Policy

Who is Abubakar Shekau, the leader of Boko Haram killed by ISIS?


The announcement that Abubakar Shekau, the leader of Boko Haram in Nigeria, has been killed ends a debate over the fate of the group’s deadliest leader in Africa in recent days.

According to an audio recording obtained by Reuters and Agence France-Presse, an alleged leader of the West African terrorist group ISIS, Abu Musab al-Barnawi, said that Shekau was killed May 18 after detonating an explosive device when the group pursued him following a battle.

Al-Barnawi added : “He killed himself immediately by detonating an explosive device.”

“Meanwhile, a Nigerian intelligence report, published by a government official and researchers on Boko Haram, confirmed that Shekau was killed.”

“Over the past 12 years, the leader of Boko Haram has been reported killed on several occasions, including announcements from the military, but he was later shown in a video.”

Abubakar Shekau, the leader of Boko Haram and the “emir of Africa” of IS, is the godfather of chaos and bloodshed in the western and central parts of the black continent.

He was born in the town of Shekau, in the local Tarmua district of Yobe State and is a Kanuri native.
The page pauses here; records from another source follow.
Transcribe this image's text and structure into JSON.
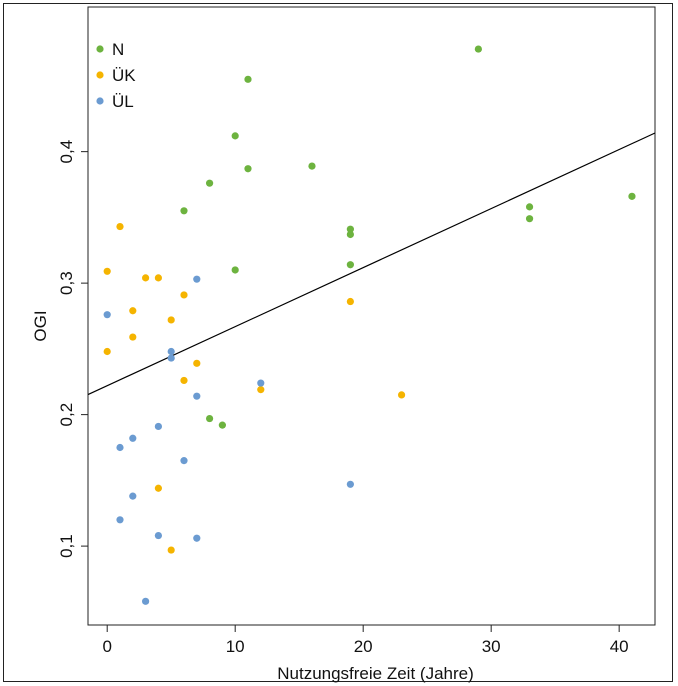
{
  "chart_data": {
    "type": "scatter",
    "title": "",
    "xlabel": "Nutzungsfreie Zeit (Jahre)",
    "ylabel": "OGI",
    "xlim": [
      -1.5,
      42.8
    ],
    "ylim": [
      0.04,
      0.51
    ],
    "x_ticks": [
      0,
      10,
      20,
      30,
      40
    ],
    "x_tick_labels": [
      "0",
      "10",
      "20",
      "30",
      "40"
    ],
    "y_ticks": [
      0.1,
      0.2,
      0.3,
      0.4
    ],
    "y_tick_labels": [
      "0,1",
      "0,2",
      "0,3",
      "0,4"
    ],
    "legend_position": "top-left",
    "grid": false,
    "series": [
      {
        "name": "N",
        "color": "#6db33f",
        "points": [
          [
            6,
            0.355
          ],
          [
            8,
            0.376
          ],
          [
            8,
            0.197
          ],
          [
            9,
            0.192
          ],
          [
            10,
            0.412
          ],
          [
            10,
            0.31
          ],
          [
            11,
            0.455
          ],
          [
            11,
            0.387
          ],
          [
            16,
            0.389
          ],
          [
            19,
            0.341
          ],
          [
            19,
            0.337
          ],
          [
            19,
            0.314
          ],
          [
            29,
            0.478
          ],
          [
            33,
            0.358
          ],
          [
            33,
            0.349
          ],
          [
            41,
            0.366
          ]
        ]
      },
      {
        "name": "ÜK",
        "color": "#f5b400",
        "points": [
          [
            0,
            0.309
          ],
          [
            0,
            0.248
          ],
          [
            1,
            0.343
          ],
          [
            2,
            0.279
          ],
          [
            2,
            0.259
          ],
          [
            3,
            0.304
          ],
          [
            4,
            0.304
          ],
          [
            4,
            0.144
          ],
          [
            5,
            0.272
          ],
          [
            5,
            0.097
          ],
          [
            6,
            0.291
          ],
          [
            6,
            0.226
          ],
          [
            7,
            0.239
          ],
          [
            12,
            0.219
          ],
          [
            19,
            0.286
          ],
          [
            23,
            0.215
          ]
        ]
      },
      {
        "name": "ÜL",
        "color": "#6b9bd1",
        "points": [
          [
            0,
            0.276
          ],
          [
            1,
            0.175
          ],
          [
            1,
            0.12
          ],
          [
            2,
            0.182
          ],
          [
            2,
            0.138
          ],
          [
            3,
            0.058
          ],
          [
            4,
            0.191
          ],
          [
            4,
            0.108
          ],
          [
            5,
            0.248
          ],
          [
            5,
            0.243
          ],
          [
            6,
            0.165
          ],
          [
            7,
            0.303
          ],
          [
            7,
            0.214
          ],
          [
            7,
            0.106
          ],
          [
            12,
            0.224
          ],
          [
            19,
            0.147
          ]
        ]
      }
    ],
    "regression_line": {
      "intercept": 0.222,
      "slope": 0.00449,
      "color": "#000000"
    }
  }
}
He studied at the Borno College of Legal and Islamic Studies but left the college for ideological reasons without a degree.
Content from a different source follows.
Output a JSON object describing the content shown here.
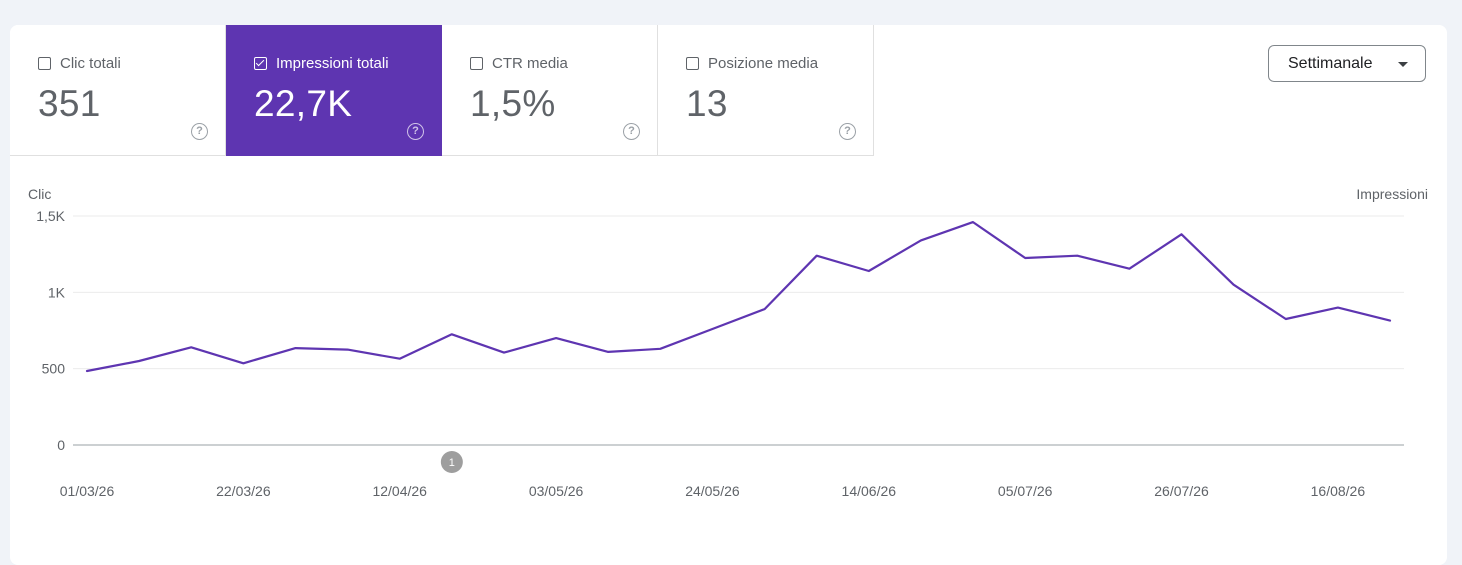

The leader of Africa’s deadliest organization, which has spread a line of blood and terror across 4 black countries – Chad, Niger, Cameroon and Nigeria – since 2010, has tried to write an end that resembles the stories of history’s greatest criminals; through suicide.
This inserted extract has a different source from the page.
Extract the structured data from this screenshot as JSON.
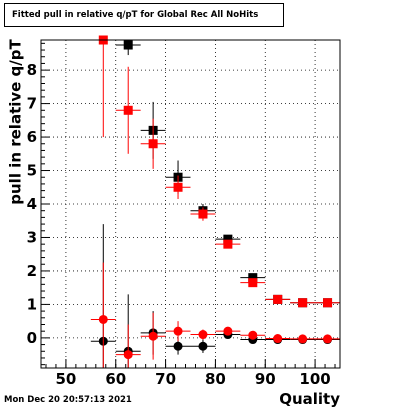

Shekau then pledged allegiance to ISIS leader Abu Bakr al-Baghdadi before he was killed in 2015, and Boko Haram, notorious for kidnapping schoolgirls in Nigeria, is becoming the “West African State,” expanding into neighboring countries as ISIS funds flow in.

But the man’s end also came at the hands of ISIS in a bloody confrontation with its rival ISIS group, forcing him to carry out a suicide attempt that was different accounts about the details of the attempt and his fate after that.

“One story is that he shot himself in the chest, another says he blew himself up so as not to fall into captivity, before the recording confirms the latter.”

These clashes were rooted in 2016, when Boko Haram split into two groups – one led by Abubakar Shekau and with the group’s historical leaders, and another IS-affiliated group with a stronghold in the vicinity of Lake Chad, both fighting for leadership in West and Central Africa.

Years ago, the US put up a $7 million reward for Shekau, Africa’s most wanted man since the 2014 kidnapping of 300 schoolgirls in Nigeria’s Chibok region, an incident that sparked widespread international outrage.

Shekau is one of the most brutal and criminal terrorists in the world and is described as a “warlord” who turned Boko Haram from an obscure fundamentalist sect into an army of terrorists and killed tens of thousands in confrontations with Nigerian security.